Interviews for June 27, 2010

Alissa Anderson currently serves as the deputy director of the California Budget Project (CBP). The California Budget Project engages in independent fiscal and policy analysis and public education with the goal of improving public policies affecting the economic and social well-being of low- and middle-income Californians. Prior to joining the CBP, Ms. Anderson was a research associate in the Education Policy Center at the Urban Institute in Washington, DC. She also held a research internship at the Los Angeles Alliance for a New Economy and provided research consulting to several organizations, including the International Longshore and Warehouse Union and the Lewis Center for Regional Policy Studies in Los Angeles.

Craig Holman, Ph.D. is currently Legislative Representative for Public Citizen. As Legislative Representative, he serves as the organization’s Capitol Hill lobbyist on campaign finance and governmental ethics. He has authored and co-authored several studies on campaign finance and the initiative process, including four major works entitled BUYING TIME 2000: TELEVISION ADVERTISING IN THE 2000 FEDERAL ELECTIONS (2001); THE PRICE OF JUSTICE: A CASE STUDY IN JUDICIAL CAMPAIGN FINANCING (1995); TO GOVERN OURSELVES: BALLOT INITIATIVES IN THE LOS ANGELES AREA (1992), and DEMOCRACY BY INITIATIVE (1992).
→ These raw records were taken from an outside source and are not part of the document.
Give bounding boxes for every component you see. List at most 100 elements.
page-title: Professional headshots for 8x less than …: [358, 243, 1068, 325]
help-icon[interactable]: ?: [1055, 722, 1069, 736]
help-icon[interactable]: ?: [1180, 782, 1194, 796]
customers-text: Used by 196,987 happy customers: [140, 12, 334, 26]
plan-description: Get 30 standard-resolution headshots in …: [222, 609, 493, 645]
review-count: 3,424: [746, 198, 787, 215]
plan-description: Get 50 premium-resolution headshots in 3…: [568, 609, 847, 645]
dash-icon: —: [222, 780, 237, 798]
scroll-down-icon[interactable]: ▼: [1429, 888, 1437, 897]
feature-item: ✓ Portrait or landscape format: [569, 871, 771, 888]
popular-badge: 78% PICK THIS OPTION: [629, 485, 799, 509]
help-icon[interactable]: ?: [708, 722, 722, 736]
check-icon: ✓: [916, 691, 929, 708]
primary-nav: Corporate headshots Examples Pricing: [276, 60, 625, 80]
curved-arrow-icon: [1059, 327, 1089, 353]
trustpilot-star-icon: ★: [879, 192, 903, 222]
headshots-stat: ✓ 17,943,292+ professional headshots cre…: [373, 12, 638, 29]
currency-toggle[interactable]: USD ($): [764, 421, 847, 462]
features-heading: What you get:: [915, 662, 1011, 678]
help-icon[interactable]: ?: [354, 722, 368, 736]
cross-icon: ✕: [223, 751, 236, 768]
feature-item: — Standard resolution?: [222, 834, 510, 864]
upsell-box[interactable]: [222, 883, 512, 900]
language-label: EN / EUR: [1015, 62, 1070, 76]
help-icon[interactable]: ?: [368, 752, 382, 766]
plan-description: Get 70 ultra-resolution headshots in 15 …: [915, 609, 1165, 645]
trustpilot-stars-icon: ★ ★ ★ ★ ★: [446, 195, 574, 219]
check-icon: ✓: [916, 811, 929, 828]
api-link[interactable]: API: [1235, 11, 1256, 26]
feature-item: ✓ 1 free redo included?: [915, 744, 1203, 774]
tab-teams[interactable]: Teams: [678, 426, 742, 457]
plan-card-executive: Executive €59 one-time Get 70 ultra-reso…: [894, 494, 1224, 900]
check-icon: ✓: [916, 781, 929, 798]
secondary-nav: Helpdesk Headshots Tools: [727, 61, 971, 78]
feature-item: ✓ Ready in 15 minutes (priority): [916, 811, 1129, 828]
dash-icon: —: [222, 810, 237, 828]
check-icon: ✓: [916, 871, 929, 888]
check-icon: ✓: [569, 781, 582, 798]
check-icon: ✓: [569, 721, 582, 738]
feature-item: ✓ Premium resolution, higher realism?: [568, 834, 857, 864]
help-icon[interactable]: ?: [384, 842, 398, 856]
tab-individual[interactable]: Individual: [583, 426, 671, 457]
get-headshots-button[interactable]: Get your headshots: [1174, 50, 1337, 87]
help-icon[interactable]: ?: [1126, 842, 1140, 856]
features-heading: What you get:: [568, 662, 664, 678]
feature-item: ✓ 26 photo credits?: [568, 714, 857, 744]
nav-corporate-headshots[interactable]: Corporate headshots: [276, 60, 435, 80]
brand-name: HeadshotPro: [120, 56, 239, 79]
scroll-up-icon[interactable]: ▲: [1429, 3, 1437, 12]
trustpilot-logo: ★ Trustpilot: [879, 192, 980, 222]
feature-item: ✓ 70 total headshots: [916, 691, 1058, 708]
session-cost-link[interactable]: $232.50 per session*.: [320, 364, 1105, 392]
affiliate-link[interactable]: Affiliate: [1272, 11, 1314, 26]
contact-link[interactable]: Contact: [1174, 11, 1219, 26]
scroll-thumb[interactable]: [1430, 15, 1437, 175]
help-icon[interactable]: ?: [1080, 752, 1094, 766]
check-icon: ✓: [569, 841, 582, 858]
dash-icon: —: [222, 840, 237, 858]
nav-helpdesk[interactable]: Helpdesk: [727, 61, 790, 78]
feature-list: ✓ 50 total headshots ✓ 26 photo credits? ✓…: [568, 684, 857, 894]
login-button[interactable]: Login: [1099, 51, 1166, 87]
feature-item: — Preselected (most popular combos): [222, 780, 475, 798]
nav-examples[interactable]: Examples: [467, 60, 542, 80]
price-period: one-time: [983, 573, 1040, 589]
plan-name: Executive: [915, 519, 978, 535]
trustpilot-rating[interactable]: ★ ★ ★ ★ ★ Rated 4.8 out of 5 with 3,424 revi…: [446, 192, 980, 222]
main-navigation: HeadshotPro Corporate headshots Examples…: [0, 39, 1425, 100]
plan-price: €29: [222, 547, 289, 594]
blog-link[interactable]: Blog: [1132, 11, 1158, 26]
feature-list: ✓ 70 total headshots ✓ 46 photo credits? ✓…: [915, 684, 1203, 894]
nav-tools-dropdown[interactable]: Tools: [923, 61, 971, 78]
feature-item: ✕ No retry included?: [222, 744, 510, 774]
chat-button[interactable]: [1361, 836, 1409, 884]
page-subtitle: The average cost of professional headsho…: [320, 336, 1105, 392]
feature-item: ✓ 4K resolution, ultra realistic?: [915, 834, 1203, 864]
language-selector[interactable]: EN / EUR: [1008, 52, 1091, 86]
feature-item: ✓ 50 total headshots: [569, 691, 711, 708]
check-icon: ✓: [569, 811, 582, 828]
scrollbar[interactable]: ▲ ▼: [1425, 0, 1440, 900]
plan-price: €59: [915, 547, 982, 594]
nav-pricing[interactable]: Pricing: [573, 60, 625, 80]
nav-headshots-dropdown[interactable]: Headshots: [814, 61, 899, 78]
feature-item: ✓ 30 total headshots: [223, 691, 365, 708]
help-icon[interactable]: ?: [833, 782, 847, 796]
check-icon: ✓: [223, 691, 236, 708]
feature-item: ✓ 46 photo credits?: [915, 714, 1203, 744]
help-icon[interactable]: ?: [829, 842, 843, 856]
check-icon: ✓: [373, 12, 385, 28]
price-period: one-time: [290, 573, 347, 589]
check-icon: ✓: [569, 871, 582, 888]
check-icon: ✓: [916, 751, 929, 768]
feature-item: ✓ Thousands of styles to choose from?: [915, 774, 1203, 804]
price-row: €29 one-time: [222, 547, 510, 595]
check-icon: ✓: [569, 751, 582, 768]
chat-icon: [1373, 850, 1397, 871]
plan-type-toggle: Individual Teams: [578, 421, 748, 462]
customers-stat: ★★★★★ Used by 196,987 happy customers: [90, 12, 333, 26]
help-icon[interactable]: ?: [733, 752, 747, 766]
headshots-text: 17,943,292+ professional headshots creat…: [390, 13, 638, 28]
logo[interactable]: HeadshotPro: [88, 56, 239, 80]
John Neurohr is the Communication Director for the Center for American Progress (CAP). The Center for American Progress is dedicated to improving the lives of Americans through progressive ideas and action. Building on the achievements of progressive pioneers such as Teddy Roosevelt and Martin Luther King, CAP’s work addresses 21st-century challenges such as energy, national security, economic growth and opportunity, immigration, education, and health care. It develops new policy ideas, critique the policy that stems from conservative values, challenge the media to cover the issues that truly matter and shape the national debate. Founded in 2003 to provide long-term leadership and support to the progressive movement, CAP is headed by John D. Podesta and based in Washington, DC. CAP opened a Los Angeles office in 2007.

Robert Pollin is Professor of Economics and founding Co-Director of the Political Economy Research Institute (PERI) at the University of Massachusetts, Amherst. His research centers on macroeconomics, conditions for low-wage workers in the U.S. and globally, the analysis of financial markets, and the economics of building a clean-energy economy in the U.S. His books include A Measure of Fairness: The Economics of Living Wages and Minimum Wages in the United States (co-authored, 2008); An Employment-Targeted Economic Program for Kenya (co-authored, 2008); An Employment-Targeted Economic Program for South Africa (co-authored, 2007); Contours of Descent: U.S. Economic Fractures and the Landscape of Global Austerity (2003); and The Living Wage: Building A Fair Economy (co-authored, 1998). He has also worked with the Joint Economic Committee of the U.S. Congress and as a member of the Capital Formation Subcouncil of the U.S. Competiveness Policy Council.

Jennifer S. Taub is a Lecturer and Coordinator of the Business Law Program at the Isenberg School of Management, University of Massachusetts, Amherst. Her research interests include corporate governance, financial regulation, investor protection, mutual fund governance, shareholders rights and sustainable business. Previously, Professor Taub was an Associate General Counsel for Fidelity Investments in Boston and Assistant Vice President for the Fidelity Fixed Income Funds. She graduated cum laude from Harvard Law School and earned her undergraduate degree, cum laude, with distinction in the English major from Yale College. Professor Taub is currently writing a book on the financial crisis for Yale University Press.